Journal
Eugène Onéguine à l’Opéra Bastille – Royal duo – Compte-rendu
A défaut d’applaudir à nouveau la sensationnelle relecture d’Eugène Onéguine du trublion Tcherniakov (Garnier 2008), la direction de l’Opéra de Paris a préféré reprendre la production de Willy Decker vue pour la première fois en 1995. Remontée à peu de frais, elle aura permis de faire appel à deux stars internationales, Anna Netrebko et Peter Mattei (photo), dans les rôles de Tatiana et d’Onéguine.
Si le spectacle est en place, la mise en scène ayant été conçue pour faciliter les reprises successives, la partie musicale aurait gagné en revanche à être travaillée plus en détail. La direction boiteuse d’ Edward Gardner lors de la soirée de première n’offre en effet guère de satisfaction avec ces accords incertains, ces tempi hasardeux jusque dans les parties dansées et ces soudains accès de lenteur qui plombent le final. Des imprécisions qui n’ont heureusement pas influé sur la qualité des prestations des interprètes et en premier lieu celle d’Anna Netrebko, plantureuse Tatiana.
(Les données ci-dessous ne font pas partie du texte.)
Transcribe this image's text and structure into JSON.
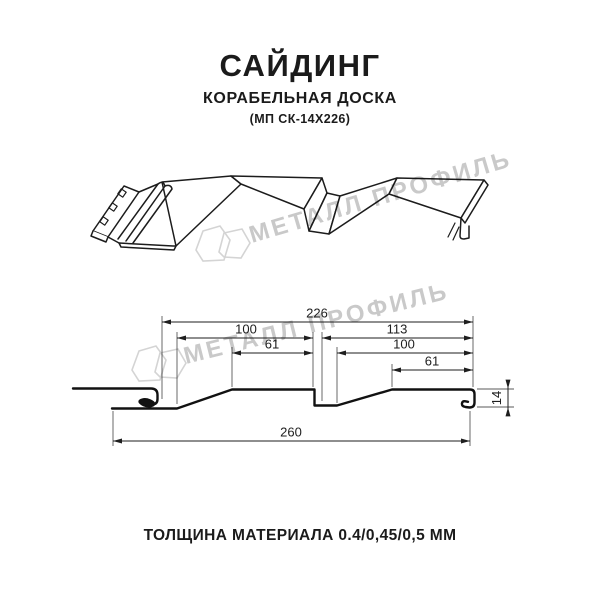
{
  "header": {
    "title": "САЙДИНГ",
    "subtitle": "КОРАБЕЛЬНАЯ ДОСКА",
    "model": "(МП СК-14Х226)"
  },
  "watermark": {
    "brand": "МЕТАЛЛ ПРОФИЛЬ"
  },
  "diagram": {
    "type": "siding-profile-technical-drawing",
    "dimensions_mm": {
      "overall_profile_width": "226",
      "left_module": "100",
      "right_module": "113",
      "left_flat": "61",
      "right_flat_module": "100",
      "right_flat": "61",
      "total_width": "260",
      "profile_height": "14"
    }
  },
  "footer": {
    "thickness": "ТОЛЩИНА МАТЕРИАЛА 0.4/0,45/0,5 ММ"
  },
  "colors": {
    "line": "#1c1c1c",
    "dimension": "#1e1e1e",
    "watermark": "#c9c9c9"
  }
}
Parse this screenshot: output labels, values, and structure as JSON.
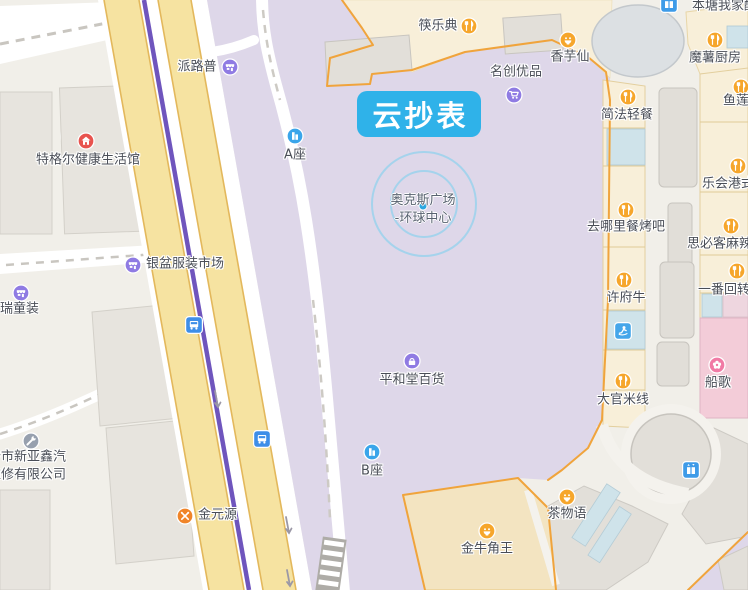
{
  "selected_poi": {
    "label": "云抄表"
  },
  "plaza_poi": {
    "line1": "奥克斯广场",
    "line2": "-环球中心"
  },
  "colors": {
    "selected_label_bg": "#2FB2E9",
    "selected_label_text": "#FFFFFF",
    "plaza_fill": "#DED7E9",
    "road_fill": "#F6E3A1",
    "road_casing": "#E3B85C",
    "metro_line": "#6F55BD",
    "mall_outline": "#F0A43C",
    "poi_orange": "#F6A62B",
    "poi_purple": "#8F7BE3",
    "poi_blue": "#3AA5EA",
    "poi_red": "#E8534E",
    "poi_pink": "#F17AA5"
  },
  "pois": [
    {
      "name": "poi-kuailedian",
      "label": "筷乐典",
      "icon": "restaurant",
      "ix": 469,
      "iy": 26,
      "tx": 438,
      "ty": 26,
      "align": "c"
    },
    {
      "name": "poi-xiangyuxian",
      "label": "香芋仙",
      "icon": "dessert",
      "ix": 568,
      "iy": 40,
      "tx": 570,
      "ty": 57,
      "align": "c"
    },
    {
      "name": "poi-mingchuangyoupin",
      "label": "名创优品",
      "icon": "cart",
      "ix": 514,
      "iy": 95,
      "tx": 516,
      "ty": 72,
      "align": "c"
    },
    {
      "name": "poi-moshuchufang",
      "label": "魔薯厨房",
      "icon": "restaurant",
      "ix": 715,
      "iy": 40,
      "tx": 715,
      "ty": 58,
      "align": "c"
    },
    {
      "name": "poi-bentangwojia",
      "label": "本塘我家酸",
      "tx": 692,
      "ty": 6,
      "align": "l"
    },
    {
      "name": "poi-elevator-top",
      "icon": "elevator",
      "ix": 669,
      "iy": 4
    },
    {
      "name": "poi-yulian",
      "label": "鱼莲",
      "icon": "restaurant",
      "ix": 741,
      "iy": 87,
      "tx": 736,
      "ty": 101,
      "align": "c"
    },
    {
      "name": "poi-jianfaqingcan",
      "label": "简法轻餐",
      "icon": "restaurant",
      "ix": 628,
      "iy": 97,
      "tx": 627,
      "ty": 115,
      "align": "c"
    },
    {
      "name": "poi-lehuigangshi",
      "label": "乐会港式",
      "icon": "restaurant",
      "ix": 738,
      "iy": 166,
      "tx": 702,
      "ty": 184,
      "align": "l"
    },
    {
      "name": "poi-qunalicankaoba",
      "label": "去哪里餐烤吧",
      "icon": "restaurant",
      "ix": 626,
      "iy": 210,
      "tx": 626,
      "ty": 227,
      "align": "c"
    },
    {
      "name": "poi-sibikemala",
      "label": "思必客麻辣",
      "icon": "restaurant",
      "ix": 731,
      "iy": 226,
      "tx": 687,
      "ty": 244,
      "align": "l"
    },
    {
      "name": "poi-yifanhuizhuan",
      "label": "一番回转",
      "icon": "restaurant",
      "ix": 737,
      "iy": 271,
      "tx": 698,
      "ty": 290,
      "align": "l"
    },
    {
      "name": "poi-xufuniu",
      "label": "许府牛",
      "icon": "restaurant",
      "ix": 624,
      "iy": 280,
      "tx": 626,
      "ty": 298,
      "align": "c"
    },
    {
      "name": "poi-leisure",
      "icon": "person",
      "ix": 623,
      "iy": 331
    },
    {
      "name": "poi-daguanmixian",
      "label": "大官米线",
      "icon": "restaurant",
      "ix": 623,
      "iy": 381,
      "tx": 623,
      "ty": 400,
      "align": "c"
    },
    {
      "name": "poi-chuange",
      "label": "船歌",
      "icon": "flower",
      "ix": 717,
      "iy": 365,
      "tx": 718,
      "ty": 383,
      "align": "c"
    },
    {
      "name": "poi-elevator-mall",
      "icon": "elevator",
      "ix": 691,
      "iy": 470
    },
    {
      "name": "poi-chawuyu",
      "label": "茶物语",
      "icon": "dessert",
      "ix": 567,
      "iy": 497,
      "tx": 567,
      "ty": 514,
      "align": "c"
    },
    {
      "name": "poi-jinniujiaowang",
      "label": "金牛角王",
      "icon": "dessert",
      "ix": 487,
      "iy": 531,
      "tx": 487,
      "ty": 549,
      "align": "c"
    },
    {
      "name": "poi-b-zuo",
      "label": "B座",
      "icon": "building",
      "ix": 372,
      "iy": 452,
      "tx": 372,
      "ty": 471,
      "align": "c"
    },
    {
      "name": "poi-a-zuo",
      "label": "A座",
      "icon": "building",
      "ix": 295,
      "iy": 136,
      "tx": 295,
      "ty": 155,
      "align": "c"
    },
    {
      "name": "poi-pinghetangbaihuo",
      "label": "平和堂百货",
      "icon": "bag",
      "ix": 412,
      "iy": 361,
      "tx": 412,
      "ty": 380,
      "align": "c"
    },
    {
      "name": "poi-pailupu",
      "label": "派路普",
      "icon": "market",
      "ix": 230,
      "iy": 67,
      "tx": 197,
      "ty": 67,
      "align": "c"
    },
    {
      "name": "poi-tegeer",
      "label": "特格尔健康生活馆",
      "icon": "house",
      "ix": 86,
      "iy": 141,
      "tx": 88,
      "ty": 160,
      "align": "c"
    },
    {
      "name": "poi-yinpenfuzhuang",
      "label": "银盆服装市场",
      "icon": "market",
      "ix": 133,
      "iy": 265,
      "tx": 146,
      "ty": 264,
      "align": "l"
    },
    {
      "name": "poi-ruitongzhuang",
      "label": "均瑞童装",
      "icon": "market",
      "ix": 21,
      "iy": 293,
      "tx": -13,
      "ty": 309,
      "align": "l"
    },
    {
      "name": "poi-qichexiuli",
      "label": "沙市新亚鑫汽",
      "label2": "维修有限公司",
      "icon": "wrench",
      "ix": 31,
      "iy": 441,
      "tx": -12,
      "ty": 457,
      "align": "l"
    },
    {
      "name": "poi-jinyuanyuan",
      "label": "金元源",
      "icon": "restaurant-cross",
      "ix": 185,
      "iy": 516,
      "tx": 198,
      "ty": 515,
      "align": "l"
    },
    {
      "name": "poi-bus-stop-1",
      "icon": "bus",
      "ix": 194,
      "iy": 325
    },
    {
      "name": "poi-bus-stop-2",
      "icon": "bus",
      "ix": 262,
      "iy": 439
    }
  ]
}
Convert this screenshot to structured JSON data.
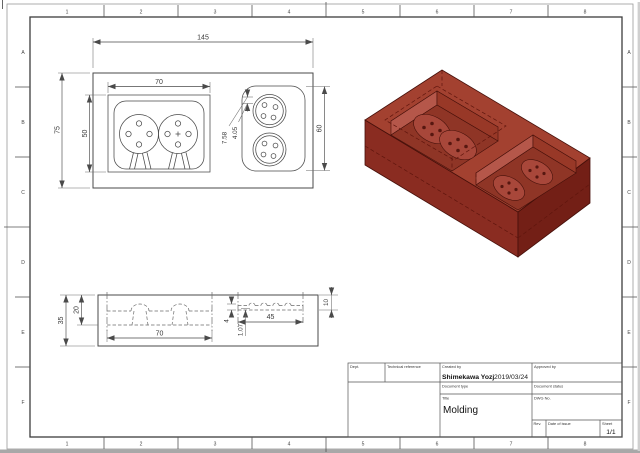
{
  "sheet": {
    "zones_h": [
      "1",
      "2",
      "3",
      "4",
      "5",
      "6",
      "7",
      "8"
    ],
    "zones_v": [
      "A",
      "B",
      "C",
      "D",
      "E",
      "F"
    ]
  },
  "title_block": {
    "dept_label": "Dept.",
    "technical_reference_label": "Technical reference",
    "created_by_label": "Created by",
    "created_by_value": "Shimekawa Yozj",
    "created_date": "2019/03/24",
    "approved_by_label": "Approved by",
    "document_type_label": "Document type",
    "document_status_label": "Document status",
    "title_label": "Title",
    "title_value": "Molding",
    "dwg_no_label": "DWG No.",
    "rev_label": "Rev.",
    "date_of_issue_label": "Date of issue",
    "sheet_label": "Sheet",
    "sheet_value": "1/1"
  },
  "top_view": {
    "overall_width": "145",
    "overall_height": "75",
    "boss_width": "70",
    "boss_height": "50",
    "right_cavity_height": "60",
    "gap_a": "7.58",
    "gap_b": "4.05"
  },
  "side_view": {
    "height": "35",
    "cavity_depth": "20",
    "cavity_width": "70",
    "right_cavity_width": "45",
    "right_cavity_depth": "10",
    "step": "4",
    "land": "1.07"
  },
  "iso": {
    "colors": {
      "top": "#a34130",
      "left": "#8a2c21",
      "right": "#731f16",
      "hole": "#6e1c12",
      "wall_light": "#b5574a",
      "wall_dark": "#983827",
      "floor": "#8f3526",
      "boss": "#a8473a"
    }
  }
}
Sans doute trop large pour traduire la jeunesse et l’évanescence du personnage, la voix de la soprano pour riche et charnue qu’elle soit, dispense tout de même de très beaux aigus filés et quelques allégements de texture qui assurent à la romanesque héroïne un mélange de fragilité et de luxe indispensable. Dans ce rôle qu’elle connaît intimement, pas de grande surprise, mais une belle incarnation où se lisent l’exaltation, la pudeur et la retenue qui conduiront Tatiana à la sagesse, après avoir reçu en réponse à sa déclaration d’amour, un glaçant camouflet de la part d’Onéguine. Plus frémissantes et moins volumineuses, Solweig Kringelborn, Galina Gorchakova et surtout la regrettée Susan Chilcott ne lui sont pas inférieures dans la « Lettre », mais la diva russo-autrichienne, d’une réelle sobriété, joue avec justesse et économie ce qui est tout à son honneur. Le contraire de Varduhi Abrahamyan, qui croit bien faire en sautant comme une gamine attardée sur les canapés en agitant ses boucles et ses bras dans tous les sens, au point de faire oublier les quelques répliques, pourtant bien écrites, d’Olga.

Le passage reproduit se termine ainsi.